Diese jungen Leute im Flüchtlingslager M’berra treffen sich in der Regel an 3 bis 4 Tagen pro Woche. Foto: LWB/C. Kästner

Mauretanien: Lernen für das Leben und den Beruf

M’berra (Mauretanien)/Genf, 9. Februar 2016 (LWI) – „Man kann nicht gut sagen, wie wir im Lager unsere Zeit verbringen. Man wacht auf und fragt sich, was man den ganzen Tag tun soll“, erzählt Ag Mohamed (19). „Wir haben hier nichts zu tun.“

Ag Mohamed ist Flüchtling. Er kam vor zwei Jahren nach Mauretanien, wo er vor dem Konflikt in Nordmali Zuflucht suchte. Im Lager M’berra, 50 Kilometer von der Grenze zu Mali entfernt, hat er das Bakkalaureat (Abitur) gemacht, hat aber in seiner gegenwärtigen Situation keine Möglichkeit, zu studieren. In dem in der Sahelzone, also praktisch in der Wüste, gelegenen Lager leben 50.000 Flüchtlinge. Die nächste Ansiedlung, die kleine Stadt Bassikounou, ist 18 Kilometer weit entfernt. Die Menschen hier leben von der Viehzucht. Aber Wasser und Weideland reichen nicht für alle und viele Flüchtlinge können ihrem traditionellen Broterwerb nicht nachgehen. Für die jungen Menschen im Lager gibt es keine Beschäftigung.

Vermittlung von Lebenskompetenzen

Aus diesem Grund hat sich der Lutherische Weltbund (LWB), der das Lager in M’berra im Auftrag des Hohen Flüchtlingskommissariats der Vereinten Nationen (UNHCR) verwaltet, entschieden, ein Programm aufzulegen, in dessen Rahmen sich junge Männer und Frauen, die diese wichtigen Jahre ihrer Entwicklung in der Unsicherheit eines Flüchtlingslagers verleben, eine Existenzgrundlage schaffen können. Einer ersten 250-köpfigen Gruppe werden derzeit Lebenskompetenzen und Wissen über Gemeinwesenentwicklung vermittelt. Jede und jeder von ihnen wird wiederum fünf weiteren jungen Leuten das Erlernte weitergeben.
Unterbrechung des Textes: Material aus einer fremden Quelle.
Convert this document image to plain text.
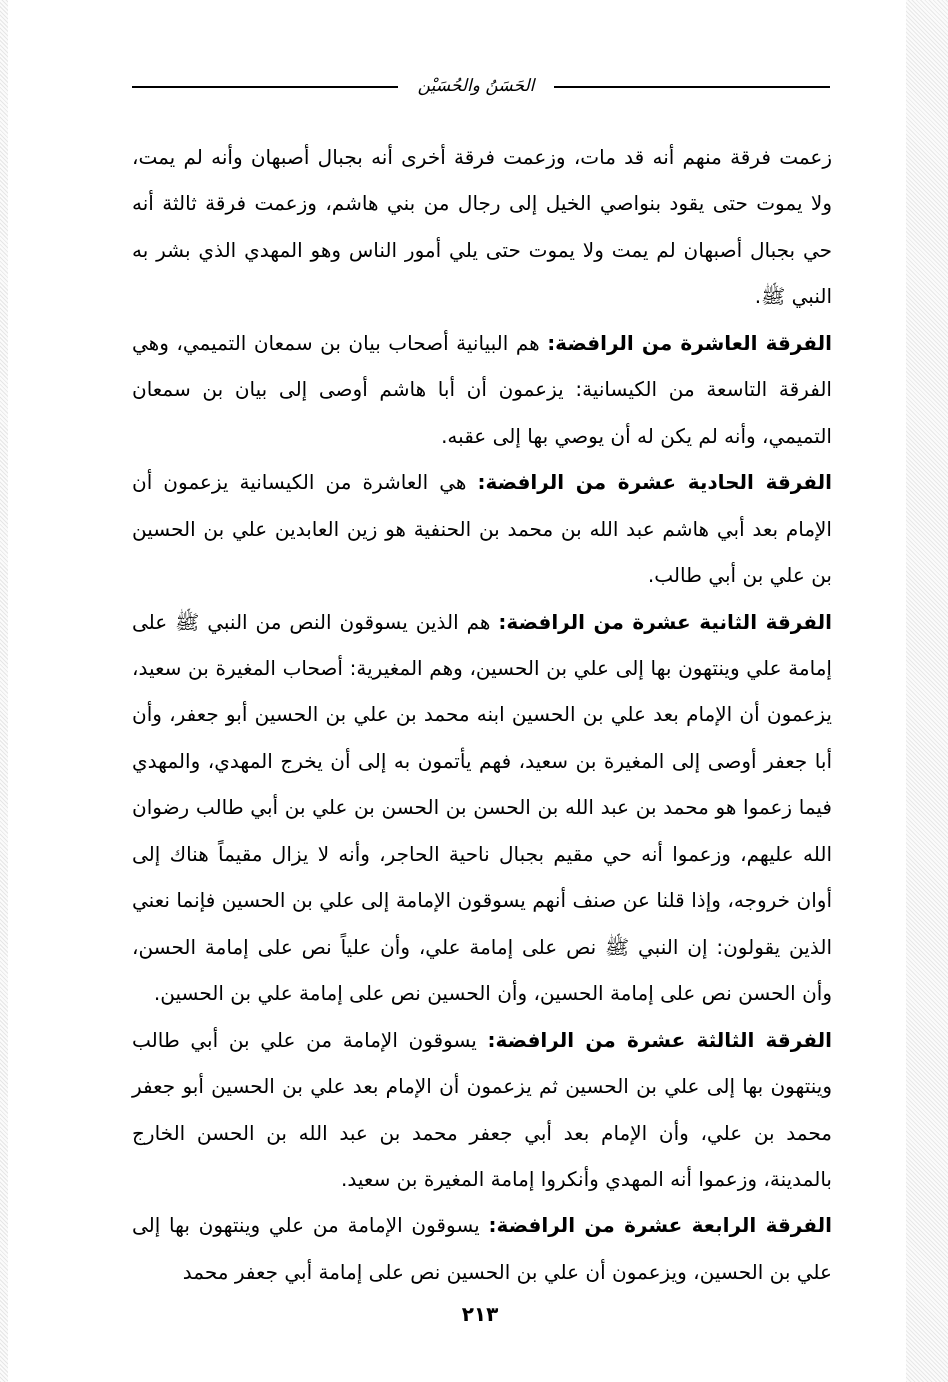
الحَسَنُ والحُسَيْن

زعمت فرقة منهم أنه قد مات، وزعمت فرقة أخرى أنه بجبال أصبهان وأنه لم يمت، ولا يموت حتى يقود بنواصي الخيل إلى رجال من بني هاشم، وزعمت فرقة ثالثة أنه حي بجبال أصبهان لم يمت ولا يموت حتى يلي أمور الناس وهو المهدي الذي بشر به النبي ﷺ.

الفرقة العاشرة من الرافضة: هم البيانية أصحاب بيان بن سمعان التميمي، وهي الفرقة التاسعة من الكيسانية: يزعمون أن أبا هاشم أوصى إلى بيان بن سمعان التميمي، وأنه لم يكن له أن يوصي بها إلى عقبه.

الفرقة الحادية عشرة من الرافضة: هي العاشرة من الكيسانية يزعمون أن الإمام بعد أبي هاشم عبد الله بن محمد بن الحنفية هو زين العابدين علي بن الحسين بن علي بن أبي طالب.

الفرقة الثانية عشرة من الرافضة: هم الذين يسوقون النص من النبي ﷺ على إمامة علي وينتهون بها إلى علي بن الحسين، وهم المغيرية: أصحاب المغيرة بن سعيد، يزعمون أن الإمام بعد علي بن الحسين ابنه محمد بن علي بن الحسين أبو جعفر، وأن أبا جعفر أوصى إلى المغيرة بن سعيد، فهم يأتمون به إلى أن يخرج المهدي، والمهدي فيما زعموا هو محمد بن عبد الله بن الحسن بن الحسن بن علي بن أبي طالب رضوان الله عليهم، وزعموا أنه حي مقيم بجبال ناحية الحاجر، وأنه لا يزال مقيماً هناك إلى أوان خروجه، وإذا قلنا عن صنف أنهم يسوقون الإمامة إلى علي بن الحسين فإنما نعني الذين يقولون: إن النبي ﷺ نص على إمامة علي، وأن علياً نص على إمامة الحسن، وأن الحسن نص على إمامة الحسين، وأن الحسين نص على إمامة علي بن الحسين.

الفرقة الثالثة عشرة من الرافضة: يسوقون الإمامة من علي بن أبي طالب وينتهون بها إلى علي بن الحسين ثم يزعمون أن الإمام بعد علي بن الحسين أبو جعفر محمد بن علي، وأن الإمام بعد أبي جعفر محمد بن عبد الله بن الحسن الخارج بالمدينة، وزعموا أنه المهدي وأنكروا إمامة المغيرة بن سعيد.

الفرقة الرابعة عشرة من الرافضة: يسوقون الإمامة من علي وينتهون بها إلى علي بن الحسين، ويزعمون أن علي بن الحسين نص على إمامة أبي جعفر محمد

٢١٣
Lerninhalte sind Menschenrechte, Kinderschutz und die Teilnahme am Leben des Gemeinwesens. Von den insgesamt 1.500 Personen, die an diesen Kursen zum Thema Gemeinwesenförderung teilnehmen, werden später 250 für eine Berufsausbildung ausgewählt, die dann auch Zuschüsse erhalten, um sich selbständig machen zu können. Das Projekt soll das Gemeinwesen insgesamt stärken und den jungen Leuten gleichermassen Hilfestellung dabei leisten, Verantwortung in der Gesellschaft zu übernehmen wie praktisch einen Beruf zu erlernen. „Wir bereiten sie darauf vor, nach ihrer zukünftigen Rückkehr in Mali Führungsfunktionen zu übernehmen“, so LWB-Lagerverwalter Demba Niang.

Einen Beitrag leisten

Das Projekt ist das erste dieser Art, das für die junge Generation ausgelegt ist. „Wir haben viele solche Angebote in M’berra, aber sie richten sich in der Regel an die Dorfältesten und Menschen, die traditionell Führungsverantwortung tragen. Da sind keine jungen Leute dabei“, erläutert Demba. „Hier geht es jetzt darum, die Jugend im Lager so einzubinden, dass sie einen Beitrag leistet und Verantwortungsbewusstsein für die Gemeinschaft entwickelt.“

Für manche ist das selbstverständlich. Mariam Minte Assalik (19), Vizepräsidentin der Gruppe, ist begeistert von dem Gedanken, selbst etwas tun zu können. In einer patriarchalischen Gesellschaft, die Erfahrung und Alter wertschätzt, ist es nicht einfach für eine junge Frau, diese Träume verwirklichen zu wollen: „Kulturell haben Frauen in unserer Gesellschaft nicht das Recht, zu arbeiten, aber wir können im Lager nicht auf Dauer untätig herumsitzen.“

Mariam hat einen Schulabschluss, musste aber ihre Ausbildung wegen des Krieges unterbrechen. Dann hat sie geheiratet und möchte jetzt ihrem Mann zeigen, dass sie auch zum Familieneinkommen beitragen kann. „Wenn eine Frau arbeitet, hilft sie damit allen. Die ganze Familie entwickelt sich dadurch, es hat eine Auswirkung auf ihre Umgebung und letztlich auch auf das gesamte Gemeinwesen“, findet Mariam. Kein Zweifel, die energische junge Frau wird mindestens versuchen, die doppelte Stigmatisierung durch ihre Jugend und ihr Frausein zu überwinden.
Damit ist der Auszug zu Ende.